Presenter: Yunbing (Melody) Lai

Faculty Sponsor: Enrique Suarez

School: UMass Amherst

Research Area: Education & Educational Research

Session: Poster Session 4, 2:15 PM - 3:00 PM, Auditorium, A11

ABSTRACT

This study examines Pre-Service Teachers (PSTs)’ implicit preassumptions about elementary students’ capabilities in science classroom settings. Within a responsive teaching framework (Robertson et al., 2016), teachers are encouraged to attend to and build on students’ developing ideas rather than evaluating them solely against predetermined expectations. When PSTs hold strong assumptions about what students of a particular age should or should not understand, those assumptions may influence what they notice in classroom interactions and how they interpret students’ contributions.

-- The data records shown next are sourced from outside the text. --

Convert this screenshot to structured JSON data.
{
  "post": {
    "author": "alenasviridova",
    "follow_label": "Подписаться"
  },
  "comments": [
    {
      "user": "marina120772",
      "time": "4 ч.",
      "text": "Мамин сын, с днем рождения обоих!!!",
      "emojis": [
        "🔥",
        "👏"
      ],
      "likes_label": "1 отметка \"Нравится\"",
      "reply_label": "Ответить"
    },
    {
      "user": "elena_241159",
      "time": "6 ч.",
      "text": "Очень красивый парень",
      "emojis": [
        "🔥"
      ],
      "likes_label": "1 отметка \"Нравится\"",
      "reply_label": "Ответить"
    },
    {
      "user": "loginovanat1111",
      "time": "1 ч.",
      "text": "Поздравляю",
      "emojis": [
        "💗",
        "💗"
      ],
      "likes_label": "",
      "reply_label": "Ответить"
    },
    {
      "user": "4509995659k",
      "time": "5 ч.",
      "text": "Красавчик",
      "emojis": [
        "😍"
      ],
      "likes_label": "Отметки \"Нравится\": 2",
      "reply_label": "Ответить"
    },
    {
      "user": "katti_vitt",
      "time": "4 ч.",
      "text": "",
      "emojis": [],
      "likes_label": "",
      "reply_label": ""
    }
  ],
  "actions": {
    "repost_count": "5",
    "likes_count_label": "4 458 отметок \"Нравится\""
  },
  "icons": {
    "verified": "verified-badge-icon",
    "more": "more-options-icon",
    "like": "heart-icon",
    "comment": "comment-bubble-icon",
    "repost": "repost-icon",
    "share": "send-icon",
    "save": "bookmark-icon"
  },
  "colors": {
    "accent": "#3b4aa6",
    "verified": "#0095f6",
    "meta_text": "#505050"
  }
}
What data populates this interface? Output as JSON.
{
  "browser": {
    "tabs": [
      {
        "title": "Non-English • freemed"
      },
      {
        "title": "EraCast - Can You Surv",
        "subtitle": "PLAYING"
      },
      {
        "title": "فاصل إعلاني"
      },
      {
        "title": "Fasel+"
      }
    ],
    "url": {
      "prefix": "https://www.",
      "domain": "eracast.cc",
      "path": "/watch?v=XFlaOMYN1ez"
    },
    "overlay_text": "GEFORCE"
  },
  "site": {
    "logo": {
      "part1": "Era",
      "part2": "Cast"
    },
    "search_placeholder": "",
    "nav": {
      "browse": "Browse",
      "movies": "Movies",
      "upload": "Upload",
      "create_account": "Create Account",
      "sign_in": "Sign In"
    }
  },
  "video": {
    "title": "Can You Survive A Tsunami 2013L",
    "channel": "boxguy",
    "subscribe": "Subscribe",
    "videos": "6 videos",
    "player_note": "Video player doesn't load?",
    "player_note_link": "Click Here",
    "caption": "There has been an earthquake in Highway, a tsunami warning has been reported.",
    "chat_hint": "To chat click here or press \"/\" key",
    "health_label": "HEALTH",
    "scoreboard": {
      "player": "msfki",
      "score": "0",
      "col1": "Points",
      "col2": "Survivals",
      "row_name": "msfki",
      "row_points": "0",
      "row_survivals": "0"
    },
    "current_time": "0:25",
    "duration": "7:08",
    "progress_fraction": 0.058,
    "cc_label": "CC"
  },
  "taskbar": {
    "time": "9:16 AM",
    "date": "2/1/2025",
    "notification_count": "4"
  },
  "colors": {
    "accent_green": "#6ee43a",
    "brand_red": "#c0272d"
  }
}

The data were drawn from Spring 2024 course assignments both at the beginning of the semester and the end in which PSTs wrote reflective essays after viewing a classroom video of elementary students collaboratively making sense of how electrical circuits work. Using qualitative analysis informed by both inductive and deductive coding approaches, patterns were identified in PSTs’ written reflections. 

The analysis revealed that PSTs frequently expressed expectations about children’s cognitive abilities and science understanding when interpreting the classroom interaction. Three prominent themes emerged: (1) PSTs referencing their own prior learning experiences as a point of comparison, (2) assumptions tied to students’ age and perceived developmental limitations, and (3) expressions of surprise or admiration regarding students’ scientific reasoning capabilities.

These findings highlight how preservice teachers’ expectations can shape how they notice and interpret students’ ideas in science discussions. Examining these expectations is therefore important for teacher education programs seeking to support PSTs in developing more responsive approaches to instruction that recognize and leverage elementary students’ emerging scientific thinking.